Thursday 8 August 2013

Thimbelina

Once upon a time, a little girl played with her Gran's thimble collection. She'd sit on the floor and wear them like rings on the tips of her thumbs and fingers. The adults would laugh at her absorbed in the task of studying these ten more closely. Some were metal, some were wood, and some were china; some were commemorative, some were decorative, and some were plain, but none of them were the same as each other.

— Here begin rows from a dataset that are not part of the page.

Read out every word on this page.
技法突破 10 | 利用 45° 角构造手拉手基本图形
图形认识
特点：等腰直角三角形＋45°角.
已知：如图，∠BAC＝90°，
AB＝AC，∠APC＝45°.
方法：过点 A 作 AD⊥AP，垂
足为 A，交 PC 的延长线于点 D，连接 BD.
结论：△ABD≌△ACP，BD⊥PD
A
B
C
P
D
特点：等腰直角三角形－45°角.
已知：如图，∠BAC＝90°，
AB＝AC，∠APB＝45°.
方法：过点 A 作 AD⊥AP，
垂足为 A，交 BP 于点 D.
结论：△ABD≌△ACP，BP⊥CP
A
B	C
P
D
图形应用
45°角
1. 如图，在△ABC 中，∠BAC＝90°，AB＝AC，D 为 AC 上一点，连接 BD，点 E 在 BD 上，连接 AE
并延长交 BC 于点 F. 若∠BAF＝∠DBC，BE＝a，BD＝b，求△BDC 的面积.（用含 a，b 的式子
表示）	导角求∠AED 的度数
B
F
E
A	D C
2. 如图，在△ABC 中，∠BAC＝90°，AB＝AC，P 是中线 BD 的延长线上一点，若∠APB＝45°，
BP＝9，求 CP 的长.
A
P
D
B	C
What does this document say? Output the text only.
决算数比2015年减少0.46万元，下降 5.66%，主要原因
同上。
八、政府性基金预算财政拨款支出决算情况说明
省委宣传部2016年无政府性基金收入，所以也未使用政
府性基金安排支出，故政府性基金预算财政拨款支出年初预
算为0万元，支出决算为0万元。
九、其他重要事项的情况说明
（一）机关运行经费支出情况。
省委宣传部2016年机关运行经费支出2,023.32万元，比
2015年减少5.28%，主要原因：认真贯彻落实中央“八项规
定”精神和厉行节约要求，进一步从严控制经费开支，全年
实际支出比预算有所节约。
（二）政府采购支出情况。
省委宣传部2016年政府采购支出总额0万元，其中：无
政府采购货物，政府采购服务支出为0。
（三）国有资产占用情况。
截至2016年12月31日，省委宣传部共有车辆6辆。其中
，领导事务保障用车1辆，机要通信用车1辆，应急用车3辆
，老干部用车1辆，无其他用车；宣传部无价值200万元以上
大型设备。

When she wore them she knew her different-ness was somehow protected, and because of this habit she was called Thimbelina.
With a fairytale name, when she went to school she invented her own story. She said she had hatched from a Kinder Surprise, concealed as the toy inside, but a passing fairy had touched her with her ring three times and she had grown in size. Her complexion did indeed match the chocolate: white milky skin with brown hair and dark eyes. When she went to bed, she would only be read 'Thumbelina'; she wanted to be small like her and was obsessed with squeezing herself into tiny spaces.
As Thimbelina approached her teenage years, she told her peers her parents had been cursed by a witch and wearing thimbles stopped her fingers getting pricked. What would happen if they did? They asked, and she replied: I'd be no bigger than a woman's thumb. Many asked if the curse could be broken and she said yes, but she wasn't sure of the ending yet. She thought it had something to do with marrying a kingfisher because her Fairy Godmother said his feathers were as bright as her dreams.
In her adulthood, despite her average height, she still looked for that kingfisher. Someone to see the world with, because although her fingers hadn't got pricked, as a grown up she felt smaller. Now 5ft 6 and daintily boned, next to big people she felt petite, and next to people smaller than her she felt huge, but if she stood next to people of a similar height she felt under-protected. And it wasn't just that that pained her, when she tried to do good, her motives were misunderstood and her individuality was incompatible with ambition. The ways of the modern world made her feel tiny, but not like her childhood heroine Kylie. She wasn't a pretty little thing or elfin, she was a plain, scruffy intellect.
Although Thimbelina knew her myth was absurd, a part of her wanted it to come true. Afraid of doing difficult things in a real world, she wanted to be popped into a pocket or ride atop a giant's shoulders. Being genuinely nice, she had found, was too 'alternative'. If she owned her fictional persona, perhaps she too would have adventures with creatures: be carried off by a moth, captured by a spider, and given shelter by a squirrel, although she drew the line at marrying a prince just her size. If she'd been Thumbelina, she would have stuck with the swallow. Nestled by wings the big, wide world wouldn't seem so harsh and unfriendly.
Perhaps like her, her kingfisher was in disguise: attired in a sapphire blue suit with dyed orange hair, or had less obvious flare, but a vibrant personality. Although she inhabited this giant land, Thimbelina still believed in broken spells and fairy tale endings: only a kingfisher would add glorious colour to her dreams.